We may be presented with other and better opportunities to consider this issue without the artificial constraint of the pleadings in this case. See Pet. for Cert. 34 (citing five other cases pending in federal courts concerning the boundaries of other national monuments). I concur in the denial of certiorari, keeping in mind the oft-repeated statement that such a denial should not be taken as expressing an opinion on the merits. [citations omitted]

Biden’s trio of re-proclamations are replete with findings that indeed the president limited the area of the monuments to the minimum size necessary. It’s just that the “objects of historical or scientific interest” are quite large.

Given the current makeup of the Supreme Court, the use of the Antiquities Act to protect landscape-sized national monuments is in peril. One possible response is for conservationists to tactically withdraw our efforts to attain additional national monuments until the court makeup is again more favorable. Who knows when that will be, if ever?
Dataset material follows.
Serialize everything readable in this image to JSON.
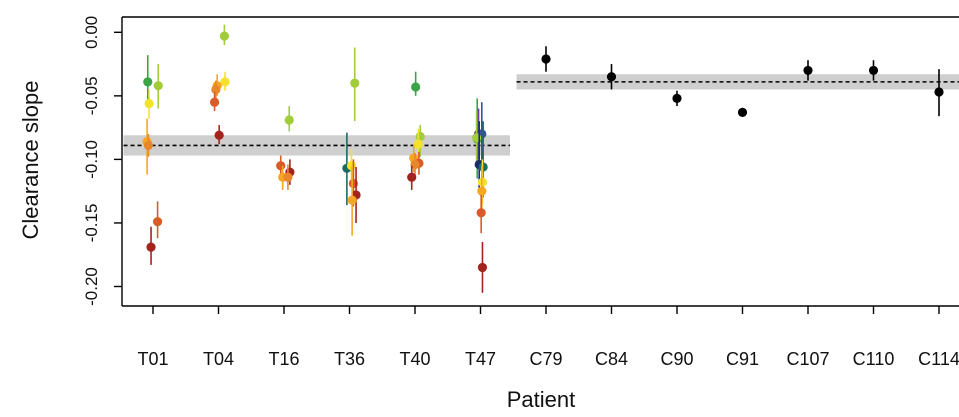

We do know that the critical need to attain protection of 30 percent of US lands for nature by 2030 requires the use of the Antiquities Act in this decade. (See Public Lands Blog post “Biden’s Bait and Switch.”)

In general, a law is not worth the paper it is written on if it cannot be enforced.

BOTTOM LINE: Perhaps the biggest court battle ever over the Antiquities Act of 1906 is still to come.